KDSJ
- Deadwood, South Dakota; United States;
- Broadcast area: Black Hills Area
- Frequency: 980 kHz
- Branding: Live. Local. News. Weather. Sports.

Programming
- Format: Full-service

Ownership
- Owner: Carolyn and Doyle Becker; (Riverfront Broadcasting, LLC);

History
- First air date: August 1947

Technical information
- Licensing authority: FCC
- Facility ID: 24553
- Class: B
- Power: 5,000 watts (day); 1,000 watts (night);
- Transmitter coordinates: 44°22′56.9″N 103°39′45.7″W﻿ / ﻿44.382472°N 103.662694°W
- Translator: 103.5 K278AM (Spearfish)

Links
- Public license information: Public file; LMS;
- Webcast: Listen live
- Website: kdsj980.com

= KDSJ =

Radio station in Deadwood, South Dakota

KDSJ (980 AM) is a radio station broadcasting a full-service format.
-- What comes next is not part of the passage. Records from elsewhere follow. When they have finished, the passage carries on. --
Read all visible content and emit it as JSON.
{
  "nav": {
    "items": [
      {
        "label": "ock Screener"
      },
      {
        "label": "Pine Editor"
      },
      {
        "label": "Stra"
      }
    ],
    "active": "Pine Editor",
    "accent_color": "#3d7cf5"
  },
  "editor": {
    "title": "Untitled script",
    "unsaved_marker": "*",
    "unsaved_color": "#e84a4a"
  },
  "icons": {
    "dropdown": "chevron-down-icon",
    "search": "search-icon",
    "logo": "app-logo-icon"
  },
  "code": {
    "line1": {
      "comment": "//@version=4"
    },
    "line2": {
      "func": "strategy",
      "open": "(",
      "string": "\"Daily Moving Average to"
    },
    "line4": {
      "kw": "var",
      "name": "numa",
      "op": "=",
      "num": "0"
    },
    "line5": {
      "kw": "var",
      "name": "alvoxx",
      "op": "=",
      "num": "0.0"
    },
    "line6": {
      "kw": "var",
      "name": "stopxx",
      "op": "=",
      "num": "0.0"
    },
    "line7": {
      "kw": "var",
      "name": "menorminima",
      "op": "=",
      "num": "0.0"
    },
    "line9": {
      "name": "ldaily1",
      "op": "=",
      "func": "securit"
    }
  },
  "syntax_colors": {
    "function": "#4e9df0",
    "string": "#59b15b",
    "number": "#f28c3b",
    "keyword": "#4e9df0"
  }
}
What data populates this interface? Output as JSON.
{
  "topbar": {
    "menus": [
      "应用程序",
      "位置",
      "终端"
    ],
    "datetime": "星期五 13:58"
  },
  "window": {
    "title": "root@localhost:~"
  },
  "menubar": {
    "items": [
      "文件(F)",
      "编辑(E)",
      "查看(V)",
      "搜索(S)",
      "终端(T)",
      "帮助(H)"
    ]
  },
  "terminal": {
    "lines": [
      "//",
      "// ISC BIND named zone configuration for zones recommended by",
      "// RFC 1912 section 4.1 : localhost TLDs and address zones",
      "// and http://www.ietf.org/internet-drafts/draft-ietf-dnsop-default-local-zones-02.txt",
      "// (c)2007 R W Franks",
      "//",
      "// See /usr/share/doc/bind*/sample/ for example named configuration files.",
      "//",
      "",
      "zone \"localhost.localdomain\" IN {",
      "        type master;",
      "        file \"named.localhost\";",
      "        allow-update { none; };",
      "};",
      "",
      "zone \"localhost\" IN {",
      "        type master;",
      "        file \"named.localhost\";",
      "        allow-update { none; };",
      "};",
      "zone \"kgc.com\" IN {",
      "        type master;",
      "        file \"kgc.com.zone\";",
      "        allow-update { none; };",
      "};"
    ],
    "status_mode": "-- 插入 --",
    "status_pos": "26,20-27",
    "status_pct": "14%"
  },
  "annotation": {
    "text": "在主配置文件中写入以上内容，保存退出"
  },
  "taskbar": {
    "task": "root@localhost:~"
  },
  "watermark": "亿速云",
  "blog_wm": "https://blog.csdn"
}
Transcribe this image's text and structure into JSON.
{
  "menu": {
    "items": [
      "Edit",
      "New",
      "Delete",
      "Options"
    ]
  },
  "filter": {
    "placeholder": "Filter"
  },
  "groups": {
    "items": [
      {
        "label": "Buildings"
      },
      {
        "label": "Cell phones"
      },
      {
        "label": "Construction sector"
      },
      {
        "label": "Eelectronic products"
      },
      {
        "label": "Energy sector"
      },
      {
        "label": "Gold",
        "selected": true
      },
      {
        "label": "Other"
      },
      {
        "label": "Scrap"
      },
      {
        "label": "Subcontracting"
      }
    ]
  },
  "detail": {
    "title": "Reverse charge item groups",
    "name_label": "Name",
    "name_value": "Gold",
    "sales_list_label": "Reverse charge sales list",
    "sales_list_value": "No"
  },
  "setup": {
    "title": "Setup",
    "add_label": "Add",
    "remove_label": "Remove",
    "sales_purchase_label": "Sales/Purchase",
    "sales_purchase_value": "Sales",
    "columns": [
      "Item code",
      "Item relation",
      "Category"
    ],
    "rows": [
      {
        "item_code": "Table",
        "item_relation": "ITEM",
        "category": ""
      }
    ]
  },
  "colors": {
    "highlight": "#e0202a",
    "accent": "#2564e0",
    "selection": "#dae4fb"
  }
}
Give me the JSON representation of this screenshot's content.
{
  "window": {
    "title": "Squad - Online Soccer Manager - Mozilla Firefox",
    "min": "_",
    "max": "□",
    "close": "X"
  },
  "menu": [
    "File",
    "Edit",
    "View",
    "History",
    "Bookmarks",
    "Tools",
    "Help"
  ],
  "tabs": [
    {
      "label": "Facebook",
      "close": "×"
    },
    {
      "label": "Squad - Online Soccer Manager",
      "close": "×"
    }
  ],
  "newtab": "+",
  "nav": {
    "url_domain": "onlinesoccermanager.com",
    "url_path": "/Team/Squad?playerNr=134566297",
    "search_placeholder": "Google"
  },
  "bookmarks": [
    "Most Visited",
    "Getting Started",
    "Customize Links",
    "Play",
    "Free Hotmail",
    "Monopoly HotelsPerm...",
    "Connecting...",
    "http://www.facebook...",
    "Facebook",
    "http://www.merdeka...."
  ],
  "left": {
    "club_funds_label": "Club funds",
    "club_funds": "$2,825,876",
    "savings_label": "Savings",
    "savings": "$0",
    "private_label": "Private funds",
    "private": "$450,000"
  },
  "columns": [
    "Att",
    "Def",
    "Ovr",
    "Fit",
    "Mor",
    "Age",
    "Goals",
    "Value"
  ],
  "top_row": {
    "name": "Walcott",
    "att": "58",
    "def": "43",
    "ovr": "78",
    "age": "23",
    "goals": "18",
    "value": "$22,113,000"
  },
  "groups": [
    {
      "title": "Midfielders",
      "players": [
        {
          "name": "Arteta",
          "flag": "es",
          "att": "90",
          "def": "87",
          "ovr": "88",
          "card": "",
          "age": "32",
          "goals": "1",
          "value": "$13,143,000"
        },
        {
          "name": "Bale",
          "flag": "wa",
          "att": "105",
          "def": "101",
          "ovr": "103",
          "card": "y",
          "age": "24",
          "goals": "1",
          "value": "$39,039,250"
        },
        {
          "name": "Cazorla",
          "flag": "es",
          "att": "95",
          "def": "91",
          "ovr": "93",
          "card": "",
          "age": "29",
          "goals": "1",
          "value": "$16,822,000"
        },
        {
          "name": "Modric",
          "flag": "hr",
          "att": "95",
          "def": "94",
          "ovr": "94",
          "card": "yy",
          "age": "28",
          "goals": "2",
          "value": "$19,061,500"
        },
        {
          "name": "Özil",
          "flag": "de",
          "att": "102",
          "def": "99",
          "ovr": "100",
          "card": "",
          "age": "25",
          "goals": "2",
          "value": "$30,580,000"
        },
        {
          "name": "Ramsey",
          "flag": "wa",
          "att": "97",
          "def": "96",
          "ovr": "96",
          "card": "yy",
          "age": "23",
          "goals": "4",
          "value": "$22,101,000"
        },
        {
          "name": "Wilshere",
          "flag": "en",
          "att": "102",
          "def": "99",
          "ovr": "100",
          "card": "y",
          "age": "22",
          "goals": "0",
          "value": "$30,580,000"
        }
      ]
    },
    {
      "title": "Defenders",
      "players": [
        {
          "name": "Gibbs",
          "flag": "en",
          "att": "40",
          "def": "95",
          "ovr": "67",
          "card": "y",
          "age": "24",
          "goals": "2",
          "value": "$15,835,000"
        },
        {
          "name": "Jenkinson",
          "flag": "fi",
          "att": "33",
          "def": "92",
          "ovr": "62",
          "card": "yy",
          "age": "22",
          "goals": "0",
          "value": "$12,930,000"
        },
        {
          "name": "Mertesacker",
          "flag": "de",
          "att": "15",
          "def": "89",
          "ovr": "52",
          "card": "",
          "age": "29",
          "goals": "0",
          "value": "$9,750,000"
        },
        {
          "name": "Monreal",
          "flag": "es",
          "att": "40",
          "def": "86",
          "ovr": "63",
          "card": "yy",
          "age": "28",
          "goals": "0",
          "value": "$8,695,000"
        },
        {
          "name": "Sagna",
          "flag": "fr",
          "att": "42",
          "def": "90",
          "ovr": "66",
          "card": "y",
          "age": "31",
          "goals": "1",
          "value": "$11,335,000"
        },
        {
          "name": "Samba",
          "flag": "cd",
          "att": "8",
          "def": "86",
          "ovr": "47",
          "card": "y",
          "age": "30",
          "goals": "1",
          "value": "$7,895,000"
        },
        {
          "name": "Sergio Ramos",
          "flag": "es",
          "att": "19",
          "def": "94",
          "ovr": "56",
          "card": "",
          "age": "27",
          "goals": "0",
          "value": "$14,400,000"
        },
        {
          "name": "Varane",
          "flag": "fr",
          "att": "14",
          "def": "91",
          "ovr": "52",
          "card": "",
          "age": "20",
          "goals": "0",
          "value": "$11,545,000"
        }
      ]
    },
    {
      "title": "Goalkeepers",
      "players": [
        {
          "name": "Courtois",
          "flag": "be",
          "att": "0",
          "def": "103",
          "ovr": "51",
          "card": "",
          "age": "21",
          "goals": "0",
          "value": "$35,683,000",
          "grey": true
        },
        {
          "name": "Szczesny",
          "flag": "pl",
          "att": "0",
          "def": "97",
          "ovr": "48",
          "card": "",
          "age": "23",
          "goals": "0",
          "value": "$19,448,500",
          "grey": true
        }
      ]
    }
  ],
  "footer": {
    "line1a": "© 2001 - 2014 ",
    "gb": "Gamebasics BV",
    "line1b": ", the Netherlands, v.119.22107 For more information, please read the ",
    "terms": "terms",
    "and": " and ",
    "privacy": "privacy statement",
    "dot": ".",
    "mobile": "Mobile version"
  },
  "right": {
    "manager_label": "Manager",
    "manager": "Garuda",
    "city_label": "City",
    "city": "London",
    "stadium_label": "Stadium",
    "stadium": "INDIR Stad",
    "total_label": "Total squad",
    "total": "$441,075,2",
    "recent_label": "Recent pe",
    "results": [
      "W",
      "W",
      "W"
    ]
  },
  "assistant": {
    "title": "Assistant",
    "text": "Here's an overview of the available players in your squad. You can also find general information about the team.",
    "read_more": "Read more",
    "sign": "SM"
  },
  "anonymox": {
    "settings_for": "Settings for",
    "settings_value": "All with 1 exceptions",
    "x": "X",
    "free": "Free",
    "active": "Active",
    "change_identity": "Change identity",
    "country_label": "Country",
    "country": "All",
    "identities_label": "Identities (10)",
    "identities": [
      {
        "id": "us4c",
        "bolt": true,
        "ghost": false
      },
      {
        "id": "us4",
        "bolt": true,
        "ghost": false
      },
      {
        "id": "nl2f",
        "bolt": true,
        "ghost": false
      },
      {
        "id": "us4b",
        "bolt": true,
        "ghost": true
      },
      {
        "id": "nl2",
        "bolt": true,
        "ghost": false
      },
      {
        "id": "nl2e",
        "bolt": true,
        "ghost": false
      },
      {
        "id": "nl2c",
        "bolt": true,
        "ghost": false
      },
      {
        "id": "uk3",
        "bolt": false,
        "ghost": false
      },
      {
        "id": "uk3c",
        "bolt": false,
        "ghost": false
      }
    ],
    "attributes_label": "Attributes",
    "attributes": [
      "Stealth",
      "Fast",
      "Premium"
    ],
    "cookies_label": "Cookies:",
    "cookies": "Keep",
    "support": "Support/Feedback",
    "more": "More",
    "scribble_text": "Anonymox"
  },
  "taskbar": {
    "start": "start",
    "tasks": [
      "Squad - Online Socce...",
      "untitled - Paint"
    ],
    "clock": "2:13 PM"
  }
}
Licensed to Deadwood, South Dakota, United States, the station serves the Black Hills area. The station is currently owned by Carolyn and Doyle Becker, through licensee Riverfront Broadcasting, LLC.

The station has had several studio locations since its debut in 1947. In 1952, the station moved to its present location, a former funeral home, at 745 Main Street in Deadwood. Its two tower transmitter site is in Boulder Canyon on Radio Tower Road. The station broadcasts with 5,000 watts during the day and 1,000 watts at night.

Effective June 30, 2020, the station was purchased for $80,000 by Riverfront Broadcasting from 4 Paws Broadcasting. Riverfront owns four FM stations in Rapid City and one AM station. As part of this, the station has announced it will be moving to Lead, hopefully completed by Fall of 2021.